Der Apothekerkammer Niedersachsen als Aufsichtsbehörde ist der Fall bekannt. Sie beurteilt laut NDR den zentralen Einkauf von sehr teuren Medikamenten durch einen Verein über eine zentrale Apotheke sehr kritisch: Die Apothekerkammer Niedersachsen als Aufsichtsbehörde sehe die Zuweisung von Mitgliedern eines Vereins an eine bestimmte Apotheke kritisch, heißt es.

„Das ist nicht zulässig und absolut unüblich“, sagt Kammerpräsidentin Magdalene Linz und verweist auf die in Deutschland geltende freie Apothekenwahl der Patienten. Aufgrund der laufenden Ermittlungen kann die Apothekerkammer keine weitere Auskünfte geben.

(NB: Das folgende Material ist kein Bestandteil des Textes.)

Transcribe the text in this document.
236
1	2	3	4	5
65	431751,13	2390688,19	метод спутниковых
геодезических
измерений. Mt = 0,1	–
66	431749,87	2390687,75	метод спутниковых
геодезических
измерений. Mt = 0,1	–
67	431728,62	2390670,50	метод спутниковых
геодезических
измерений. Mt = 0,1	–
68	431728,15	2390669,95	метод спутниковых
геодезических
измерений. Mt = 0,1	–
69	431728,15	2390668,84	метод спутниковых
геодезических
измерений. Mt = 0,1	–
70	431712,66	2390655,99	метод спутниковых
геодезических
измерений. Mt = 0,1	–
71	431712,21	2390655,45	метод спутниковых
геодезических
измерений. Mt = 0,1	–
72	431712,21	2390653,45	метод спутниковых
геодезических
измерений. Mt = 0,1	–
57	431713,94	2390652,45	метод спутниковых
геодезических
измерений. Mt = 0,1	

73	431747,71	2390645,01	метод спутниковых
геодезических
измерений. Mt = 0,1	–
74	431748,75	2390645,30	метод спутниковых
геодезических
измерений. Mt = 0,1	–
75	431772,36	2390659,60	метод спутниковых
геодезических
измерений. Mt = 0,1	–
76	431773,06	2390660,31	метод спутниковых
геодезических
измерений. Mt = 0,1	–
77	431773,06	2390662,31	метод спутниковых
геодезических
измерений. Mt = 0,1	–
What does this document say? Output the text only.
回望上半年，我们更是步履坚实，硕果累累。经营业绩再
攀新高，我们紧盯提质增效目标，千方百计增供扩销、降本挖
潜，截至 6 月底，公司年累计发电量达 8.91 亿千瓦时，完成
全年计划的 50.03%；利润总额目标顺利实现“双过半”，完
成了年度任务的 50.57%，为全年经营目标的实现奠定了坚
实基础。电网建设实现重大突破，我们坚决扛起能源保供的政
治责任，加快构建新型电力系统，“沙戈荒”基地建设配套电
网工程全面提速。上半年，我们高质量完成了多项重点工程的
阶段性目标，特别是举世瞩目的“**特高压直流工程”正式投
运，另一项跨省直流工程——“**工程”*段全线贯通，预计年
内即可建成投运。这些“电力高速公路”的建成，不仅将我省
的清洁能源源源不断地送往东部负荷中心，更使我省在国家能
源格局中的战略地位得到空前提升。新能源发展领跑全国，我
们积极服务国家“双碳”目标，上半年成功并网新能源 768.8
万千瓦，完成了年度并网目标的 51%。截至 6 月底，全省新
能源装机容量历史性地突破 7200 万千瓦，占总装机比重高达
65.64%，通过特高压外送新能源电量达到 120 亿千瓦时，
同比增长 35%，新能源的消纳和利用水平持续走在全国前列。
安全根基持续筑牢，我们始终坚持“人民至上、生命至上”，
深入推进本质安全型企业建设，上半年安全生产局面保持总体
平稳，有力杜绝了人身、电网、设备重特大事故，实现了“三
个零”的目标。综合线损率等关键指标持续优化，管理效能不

Kritisch sieht das auch die AOK Niedersachsen. Pressesprecher Carsten Sievers sorgt sich laut NDR-Bericht um die Patientensicherheit: „Man muss sich die Frage stellen nach der Loyalität des Arztes dem Patienten gegenüber, sprich, ob er nur noch von rein medizinischen Erwägungen getrieben wird.“

Der Arzt und der Apotheker bestätigten laut NDR die Ermittlungen der Staatsanwaltschaft, weisen die Korruptionsvorwürfe allerdings zurück. Sie verwiesen auf einen Beratervertrag, den sie miteinander abgeschlossen hätten. Ob dieser Vertrag strafrechtliche Konsequenzen hat, prüft die Zentralstelle für Korruptionsstrafsachen in Verden nun.